Last week Monroe Personnel Service, LLC & Temptime posted pointers for phone interviews. Today we offer a list of questions a candidate may be asked, a list of questions which will not be asked but should be answered and a list of questions a candidate may want to ask. Next week we will go into depth about interview techniques. If Temptime sends candidates out for interviews we prepare them. We welcome interviews as invigorating opportunities for a meeting of the minds.
A. Questions You Should Be Prepared To Answer:
These are some of the most general questions that employers ask candidates during an interview. The more prepared you are the better your answers will be.
1. What would you consider to be your major accomplishments at your present position or previous positions?
2. What are your major strengths and weaknesses? Why should I hire you? Why do you want to work here?
3. From what you know of this company and the position, why do you feel you are a good candidate for this job?
4. Professionally speaking, where do you see yourself in three to five years from now?
5. What aspects of this job do you feel will be most challenging?
6. How long do you think the challenges of this job will interest you?
7. Why do you want to leave your present position? Why did you leave previous positions?
8. What are your salary requirements? What was your previous salary history (when entering and leaving)?
9. What are your computer skills (hardware and software)?
10. What criteria would you use in evaluating your subordinate’s performance?
11. How would you deal with a subordinate who does not appear to measure up to increasing demands of the job; whose motivation and performance are declining; who seems under personal stress?
12. What are your hobbies?
13.How do you deal with stress, tension and boredom?
14. What does your company do (sales, service, revenues)?
15.Who are your customers (where does your work go)?
B. Questions That Won’t Be Asked But Need To Be Answered:
These are the subjects that all employers wants to know but generally doesn’t ask. Answer these by providing positive examples in the questions they do ask you.
1. Do you get things done? Do you meet deadlines? (Show proof)
2. Are you resourceful? Can you improvise? (Show proof)
3. Can you work independently in a team-oriented environment? (Show proof)
4. Can you work effectively with a variety of personalities? Are you flexible? (Show proof)
5. Can you work effectively in either a looser or structured environment? Are you flexible? (Show proof)
6. Can you be an effective spokesperson for the department/the company? (Show proof)
7. Are you a dedicated individual?
8. Can you switch gears in a moments notice and still remain focused on your original project? (Show proof)
9. Are you good at asking questions when you don’t know or are unsure about something?

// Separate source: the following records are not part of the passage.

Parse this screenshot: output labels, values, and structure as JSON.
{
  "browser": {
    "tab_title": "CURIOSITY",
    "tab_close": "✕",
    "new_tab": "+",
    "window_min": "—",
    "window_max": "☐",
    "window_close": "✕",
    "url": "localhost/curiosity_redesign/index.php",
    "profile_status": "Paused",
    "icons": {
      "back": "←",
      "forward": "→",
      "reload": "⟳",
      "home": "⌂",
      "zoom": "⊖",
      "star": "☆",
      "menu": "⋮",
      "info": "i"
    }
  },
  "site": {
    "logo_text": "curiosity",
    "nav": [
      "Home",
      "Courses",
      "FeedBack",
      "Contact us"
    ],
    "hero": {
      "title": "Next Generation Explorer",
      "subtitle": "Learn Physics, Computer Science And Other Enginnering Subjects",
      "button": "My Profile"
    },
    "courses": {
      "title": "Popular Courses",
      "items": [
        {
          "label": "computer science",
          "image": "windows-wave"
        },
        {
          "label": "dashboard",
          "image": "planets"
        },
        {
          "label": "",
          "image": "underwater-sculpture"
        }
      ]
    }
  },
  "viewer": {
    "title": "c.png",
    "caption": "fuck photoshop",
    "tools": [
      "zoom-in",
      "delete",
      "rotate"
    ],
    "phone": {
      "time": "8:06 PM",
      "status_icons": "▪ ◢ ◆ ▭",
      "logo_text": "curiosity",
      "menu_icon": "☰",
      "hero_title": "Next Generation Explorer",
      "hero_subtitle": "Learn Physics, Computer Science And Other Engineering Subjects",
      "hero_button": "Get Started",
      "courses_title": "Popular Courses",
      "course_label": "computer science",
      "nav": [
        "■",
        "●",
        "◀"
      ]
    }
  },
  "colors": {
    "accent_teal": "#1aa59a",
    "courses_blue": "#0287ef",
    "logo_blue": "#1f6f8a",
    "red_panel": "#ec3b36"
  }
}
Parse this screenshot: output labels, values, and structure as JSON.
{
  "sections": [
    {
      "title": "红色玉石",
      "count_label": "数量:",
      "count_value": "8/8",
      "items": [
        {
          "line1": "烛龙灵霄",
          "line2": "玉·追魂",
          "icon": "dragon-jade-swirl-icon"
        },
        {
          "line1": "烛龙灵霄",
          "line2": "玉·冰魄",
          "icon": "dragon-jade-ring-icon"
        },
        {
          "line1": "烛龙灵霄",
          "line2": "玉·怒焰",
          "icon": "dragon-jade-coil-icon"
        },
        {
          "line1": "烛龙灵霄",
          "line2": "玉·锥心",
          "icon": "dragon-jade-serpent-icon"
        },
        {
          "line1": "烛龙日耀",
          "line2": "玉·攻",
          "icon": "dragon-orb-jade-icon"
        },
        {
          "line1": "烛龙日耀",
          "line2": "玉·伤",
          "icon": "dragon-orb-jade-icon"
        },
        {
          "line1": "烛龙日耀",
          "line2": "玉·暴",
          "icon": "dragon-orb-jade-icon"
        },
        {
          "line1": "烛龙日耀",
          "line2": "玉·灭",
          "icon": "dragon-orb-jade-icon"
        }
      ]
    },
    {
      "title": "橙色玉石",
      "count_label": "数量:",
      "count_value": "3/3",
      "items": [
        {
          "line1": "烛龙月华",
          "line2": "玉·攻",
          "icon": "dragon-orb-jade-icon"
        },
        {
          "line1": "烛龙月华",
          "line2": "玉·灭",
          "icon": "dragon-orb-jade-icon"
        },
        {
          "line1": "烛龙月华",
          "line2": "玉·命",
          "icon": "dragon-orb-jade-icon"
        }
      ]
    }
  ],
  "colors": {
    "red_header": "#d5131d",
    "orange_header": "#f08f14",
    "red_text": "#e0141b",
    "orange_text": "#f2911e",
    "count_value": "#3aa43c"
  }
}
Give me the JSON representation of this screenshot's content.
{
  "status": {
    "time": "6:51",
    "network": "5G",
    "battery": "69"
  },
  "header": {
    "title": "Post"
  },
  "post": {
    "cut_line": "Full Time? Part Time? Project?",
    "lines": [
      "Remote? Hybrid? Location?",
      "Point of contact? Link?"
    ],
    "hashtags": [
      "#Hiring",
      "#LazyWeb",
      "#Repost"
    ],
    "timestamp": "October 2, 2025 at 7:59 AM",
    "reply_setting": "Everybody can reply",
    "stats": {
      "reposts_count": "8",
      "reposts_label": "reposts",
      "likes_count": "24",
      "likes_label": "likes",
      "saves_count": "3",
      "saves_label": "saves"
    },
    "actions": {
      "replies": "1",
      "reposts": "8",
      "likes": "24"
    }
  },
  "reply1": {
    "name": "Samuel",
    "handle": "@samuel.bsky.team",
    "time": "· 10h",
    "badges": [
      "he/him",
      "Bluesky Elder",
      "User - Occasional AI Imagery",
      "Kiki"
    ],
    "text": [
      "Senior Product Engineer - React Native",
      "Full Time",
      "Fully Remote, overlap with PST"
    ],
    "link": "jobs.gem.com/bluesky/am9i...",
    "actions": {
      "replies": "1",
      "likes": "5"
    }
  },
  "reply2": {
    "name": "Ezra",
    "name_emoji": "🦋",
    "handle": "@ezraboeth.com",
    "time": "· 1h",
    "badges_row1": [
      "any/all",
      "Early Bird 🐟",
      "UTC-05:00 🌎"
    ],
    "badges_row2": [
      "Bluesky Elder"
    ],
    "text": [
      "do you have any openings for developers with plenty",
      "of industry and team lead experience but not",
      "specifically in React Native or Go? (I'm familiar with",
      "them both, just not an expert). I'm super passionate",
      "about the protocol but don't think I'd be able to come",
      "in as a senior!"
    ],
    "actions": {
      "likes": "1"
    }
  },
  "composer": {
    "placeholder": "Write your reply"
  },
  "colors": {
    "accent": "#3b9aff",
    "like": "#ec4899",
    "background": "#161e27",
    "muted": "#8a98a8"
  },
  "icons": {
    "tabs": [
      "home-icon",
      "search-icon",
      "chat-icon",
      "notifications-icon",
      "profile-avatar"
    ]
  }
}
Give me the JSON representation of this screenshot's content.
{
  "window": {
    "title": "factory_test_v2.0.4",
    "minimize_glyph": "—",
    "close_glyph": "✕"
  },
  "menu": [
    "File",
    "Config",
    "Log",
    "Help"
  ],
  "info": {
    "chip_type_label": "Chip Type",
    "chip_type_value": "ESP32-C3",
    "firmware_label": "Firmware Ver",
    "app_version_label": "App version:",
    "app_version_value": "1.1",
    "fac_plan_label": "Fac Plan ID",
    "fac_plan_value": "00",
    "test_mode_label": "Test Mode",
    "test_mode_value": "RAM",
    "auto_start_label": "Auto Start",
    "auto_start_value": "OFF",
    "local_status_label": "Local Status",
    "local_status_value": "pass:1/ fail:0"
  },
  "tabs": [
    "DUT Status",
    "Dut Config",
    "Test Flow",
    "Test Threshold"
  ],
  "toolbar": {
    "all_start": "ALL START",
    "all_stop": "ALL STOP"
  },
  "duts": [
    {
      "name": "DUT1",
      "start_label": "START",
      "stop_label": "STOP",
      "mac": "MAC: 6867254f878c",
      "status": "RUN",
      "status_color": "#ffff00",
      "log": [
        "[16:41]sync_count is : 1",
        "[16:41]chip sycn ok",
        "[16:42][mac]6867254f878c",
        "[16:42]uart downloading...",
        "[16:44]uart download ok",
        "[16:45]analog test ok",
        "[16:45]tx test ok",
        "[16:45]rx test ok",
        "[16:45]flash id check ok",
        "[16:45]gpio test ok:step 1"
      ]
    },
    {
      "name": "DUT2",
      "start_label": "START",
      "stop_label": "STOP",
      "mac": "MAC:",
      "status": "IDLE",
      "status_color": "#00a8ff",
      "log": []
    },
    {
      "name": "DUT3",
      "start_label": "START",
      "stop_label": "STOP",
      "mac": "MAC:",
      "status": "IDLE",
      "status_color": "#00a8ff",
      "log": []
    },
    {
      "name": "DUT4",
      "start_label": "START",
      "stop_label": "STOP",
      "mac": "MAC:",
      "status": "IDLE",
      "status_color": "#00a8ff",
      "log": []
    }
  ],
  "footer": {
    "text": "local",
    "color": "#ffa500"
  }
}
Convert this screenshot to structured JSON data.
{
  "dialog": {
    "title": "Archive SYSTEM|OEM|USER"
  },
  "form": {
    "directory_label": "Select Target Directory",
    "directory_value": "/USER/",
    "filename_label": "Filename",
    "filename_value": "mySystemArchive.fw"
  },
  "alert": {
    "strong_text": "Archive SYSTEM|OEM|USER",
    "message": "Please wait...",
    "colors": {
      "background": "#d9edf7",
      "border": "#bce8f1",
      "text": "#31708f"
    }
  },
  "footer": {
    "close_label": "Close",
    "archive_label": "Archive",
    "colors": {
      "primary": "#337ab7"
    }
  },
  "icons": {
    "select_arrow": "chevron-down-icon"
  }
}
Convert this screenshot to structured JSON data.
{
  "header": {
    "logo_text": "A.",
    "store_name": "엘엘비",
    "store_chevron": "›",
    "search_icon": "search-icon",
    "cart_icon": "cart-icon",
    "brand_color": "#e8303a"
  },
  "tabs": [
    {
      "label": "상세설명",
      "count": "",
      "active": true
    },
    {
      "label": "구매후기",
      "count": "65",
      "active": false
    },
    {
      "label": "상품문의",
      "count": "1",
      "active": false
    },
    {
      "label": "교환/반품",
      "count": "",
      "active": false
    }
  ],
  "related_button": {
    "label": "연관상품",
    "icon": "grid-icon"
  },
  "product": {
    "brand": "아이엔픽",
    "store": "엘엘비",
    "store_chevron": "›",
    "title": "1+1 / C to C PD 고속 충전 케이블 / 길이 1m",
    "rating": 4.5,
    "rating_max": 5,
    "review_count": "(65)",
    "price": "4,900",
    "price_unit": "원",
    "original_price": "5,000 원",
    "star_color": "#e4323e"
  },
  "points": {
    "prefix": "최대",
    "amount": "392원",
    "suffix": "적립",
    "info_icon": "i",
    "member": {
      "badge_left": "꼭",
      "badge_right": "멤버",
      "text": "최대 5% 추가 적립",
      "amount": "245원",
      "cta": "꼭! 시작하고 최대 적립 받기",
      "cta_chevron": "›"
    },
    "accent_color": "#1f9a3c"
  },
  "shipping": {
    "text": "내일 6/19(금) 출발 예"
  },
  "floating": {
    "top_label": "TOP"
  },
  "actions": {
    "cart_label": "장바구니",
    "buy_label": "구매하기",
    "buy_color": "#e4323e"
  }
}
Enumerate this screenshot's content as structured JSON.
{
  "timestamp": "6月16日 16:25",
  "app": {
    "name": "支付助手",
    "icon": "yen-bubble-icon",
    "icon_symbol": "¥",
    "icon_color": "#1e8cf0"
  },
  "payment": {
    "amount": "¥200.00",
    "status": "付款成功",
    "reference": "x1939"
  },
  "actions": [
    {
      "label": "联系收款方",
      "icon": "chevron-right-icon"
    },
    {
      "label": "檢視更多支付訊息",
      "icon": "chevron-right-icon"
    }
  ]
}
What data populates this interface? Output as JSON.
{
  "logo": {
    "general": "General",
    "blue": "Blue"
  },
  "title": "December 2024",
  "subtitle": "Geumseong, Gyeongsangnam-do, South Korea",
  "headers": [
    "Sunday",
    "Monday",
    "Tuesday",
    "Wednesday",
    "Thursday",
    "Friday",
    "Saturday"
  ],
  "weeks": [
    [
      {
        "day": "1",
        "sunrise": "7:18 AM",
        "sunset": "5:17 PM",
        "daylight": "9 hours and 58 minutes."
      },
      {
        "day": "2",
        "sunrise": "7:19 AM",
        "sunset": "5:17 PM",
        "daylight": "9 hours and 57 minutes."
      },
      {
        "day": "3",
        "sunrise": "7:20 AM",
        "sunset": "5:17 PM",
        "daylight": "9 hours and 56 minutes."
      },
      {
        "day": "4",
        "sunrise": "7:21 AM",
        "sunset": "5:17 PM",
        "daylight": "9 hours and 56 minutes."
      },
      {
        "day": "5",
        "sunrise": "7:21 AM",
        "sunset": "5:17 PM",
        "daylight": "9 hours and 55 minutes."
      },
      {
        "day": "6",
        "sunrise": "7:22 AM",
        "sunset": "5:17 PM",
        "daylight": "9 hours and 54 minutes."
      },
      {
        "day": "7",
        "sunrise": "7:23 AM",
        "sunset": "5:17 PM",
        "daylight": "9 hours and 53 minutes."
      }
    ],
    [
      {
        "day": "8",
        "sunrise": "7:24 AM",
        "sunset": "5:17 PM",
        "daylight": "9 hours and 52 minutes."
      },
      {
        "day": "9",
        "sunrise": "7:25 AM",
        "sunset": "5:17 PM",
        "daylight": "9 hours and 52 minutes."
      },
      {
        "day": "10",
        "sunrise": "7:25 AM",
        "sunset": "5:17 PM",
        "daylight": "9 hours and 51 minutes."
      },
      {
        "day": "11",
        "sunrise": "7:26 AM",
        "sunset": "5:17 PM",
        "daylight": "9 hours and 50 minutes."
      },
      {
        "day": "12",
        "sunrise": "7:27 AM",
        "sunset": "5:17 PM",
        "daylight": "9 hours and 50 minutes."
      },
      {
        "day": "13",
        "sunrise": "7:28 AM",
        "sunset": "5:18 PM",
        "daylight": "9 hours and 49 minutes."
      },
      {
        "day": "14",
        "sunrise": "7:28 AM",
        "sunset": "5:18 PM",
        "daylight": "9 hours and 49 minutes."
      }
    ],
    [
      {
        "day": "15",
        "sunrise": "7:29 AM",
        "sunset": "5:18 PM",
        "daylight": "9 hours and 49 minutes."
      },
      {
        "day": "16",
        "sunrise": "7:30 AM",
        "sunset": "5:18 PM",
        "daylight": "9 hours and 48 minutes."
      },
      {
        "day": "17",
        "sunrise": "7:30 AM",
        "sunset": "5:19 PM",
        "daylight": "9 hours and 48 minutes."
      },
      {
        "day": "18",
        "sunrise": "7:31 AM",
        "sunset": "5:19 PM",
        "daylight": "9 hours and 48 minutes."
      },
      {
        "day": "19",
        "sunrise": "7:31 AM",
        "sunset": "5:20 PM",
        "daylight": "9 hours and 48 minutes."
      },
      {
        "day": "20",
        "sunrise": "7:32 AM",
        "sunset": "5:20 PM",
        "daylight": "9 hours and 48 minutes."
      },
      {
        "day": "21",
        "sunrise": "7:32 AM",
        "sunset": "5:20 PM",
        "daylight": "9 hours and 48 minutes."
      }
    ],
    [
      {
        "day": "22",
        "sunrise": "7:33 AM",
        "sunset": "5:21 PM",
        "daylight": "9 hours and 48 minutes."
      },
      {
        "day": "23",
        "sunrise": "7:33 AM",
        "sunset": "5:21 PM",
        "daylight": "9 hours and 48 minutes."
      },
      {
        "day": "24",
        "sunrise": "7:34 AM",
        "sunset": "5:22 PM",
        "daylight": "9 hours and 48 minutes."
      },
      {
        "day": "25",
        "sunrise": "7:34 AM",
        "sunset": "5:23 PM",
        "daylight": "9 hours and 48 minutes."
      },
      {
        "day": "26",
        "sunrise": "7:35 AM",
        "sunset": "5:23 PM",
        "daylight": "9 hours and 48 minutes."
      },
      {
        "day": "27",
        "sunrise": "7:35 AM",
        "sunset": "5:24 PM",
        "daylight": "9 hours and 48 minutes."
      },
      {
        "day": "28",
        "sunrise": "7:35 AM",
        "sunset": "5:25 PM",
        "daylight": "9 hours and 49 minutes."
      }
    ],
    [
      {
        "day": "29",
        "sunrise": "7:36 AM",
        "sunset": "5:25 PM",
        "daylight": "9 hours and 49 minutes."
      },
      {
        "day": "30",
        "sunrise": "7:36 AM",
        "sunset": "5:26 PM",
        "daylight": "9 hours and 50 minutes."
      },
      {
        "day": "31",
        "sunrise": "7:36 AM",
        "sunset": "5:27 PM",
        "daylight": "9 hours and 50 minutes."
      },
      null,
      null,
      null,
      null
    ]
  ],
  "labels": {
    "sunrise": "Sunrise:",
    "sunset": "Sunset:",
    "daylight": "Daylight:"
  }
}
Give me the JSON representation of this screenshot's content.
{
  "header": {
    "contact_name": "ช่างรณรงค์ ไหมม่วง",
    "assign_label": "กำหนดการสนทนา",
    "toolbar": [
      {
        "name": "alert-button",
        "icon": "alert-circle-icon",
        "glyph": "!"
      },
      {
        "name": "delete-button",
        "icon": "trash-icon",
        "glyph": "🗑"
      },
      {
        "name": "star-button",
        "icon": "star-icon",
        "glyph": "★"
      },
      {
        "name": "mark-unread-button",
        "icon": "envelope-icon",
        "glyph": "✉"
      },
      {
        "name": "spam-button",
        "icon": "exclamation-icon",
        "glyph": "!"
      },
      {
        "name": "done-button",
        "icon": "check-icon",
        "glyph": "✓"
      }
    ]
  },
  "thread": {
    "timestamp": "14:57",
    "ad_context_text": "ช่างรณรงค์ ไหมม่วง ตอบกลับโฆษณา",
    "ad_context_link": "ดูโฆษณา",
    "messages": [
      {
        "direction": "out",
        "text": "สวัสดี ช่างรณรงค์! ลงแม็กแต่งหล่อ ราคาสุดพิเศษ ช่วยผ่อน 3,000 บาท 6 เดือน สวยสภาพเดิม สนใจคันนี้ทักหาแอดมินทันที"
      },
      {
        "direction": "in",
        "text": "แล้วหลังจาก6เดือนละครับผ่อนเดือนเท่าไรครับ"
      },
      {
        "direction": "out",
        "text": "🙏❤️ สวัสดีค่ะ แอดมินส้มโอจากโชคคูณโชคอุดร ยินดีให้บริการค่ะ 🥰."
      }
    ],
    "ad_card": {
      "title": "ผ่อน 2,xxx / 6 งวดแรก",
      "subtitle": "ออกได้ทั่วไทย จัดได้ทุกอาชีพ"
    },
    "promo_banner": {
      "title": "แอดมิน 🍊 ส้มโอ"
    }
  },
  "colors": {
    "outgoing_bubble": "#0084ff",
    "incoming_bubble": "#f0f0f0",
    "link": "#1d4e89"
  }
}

C. Questions You May Consider Asking The Interviewer
This is a list of some questions that you as a candidate might consider asking. There are two major reasons why you should ask questions during the interview: 1) to find out more information about the company, the position and the employer, which can help you decide whether this is the right job for you, and 2) impress the interviewer by asking the right questions.
1. What, specifically, are the day-to-day responsibilities of this position, and which are most important?
2. In what manner will we interact on a regular basis?
3. How do you like to operate in terms of assignments/delegation of responsibilities?
4. What kind of person do you feel is best suited for this position?
5. What are the company’s goals – short-term and long-term?
6. What short and long term problems/frustrations do you think exist for the company? For your department?
7. What do you hope I would accomplish within three, six, twelve months?
8. What do you perceive as the major challenges/rewards of this position?
9. What are the strengths and weaknesses of the subordinates?
10. With whom will I be interfacing most frequently and what are their responsibilities?
11. What are the limits of my responsibility and authority?
12. What particular things about my background, experience and style interest you – make you think I’ll be successful?
13. What opportunities are there for growth in my area of responsibility and advancement in the company, on what kind of timetable, 2-3 years from now?
14. How long have you been with the company and what do you find most satisfying?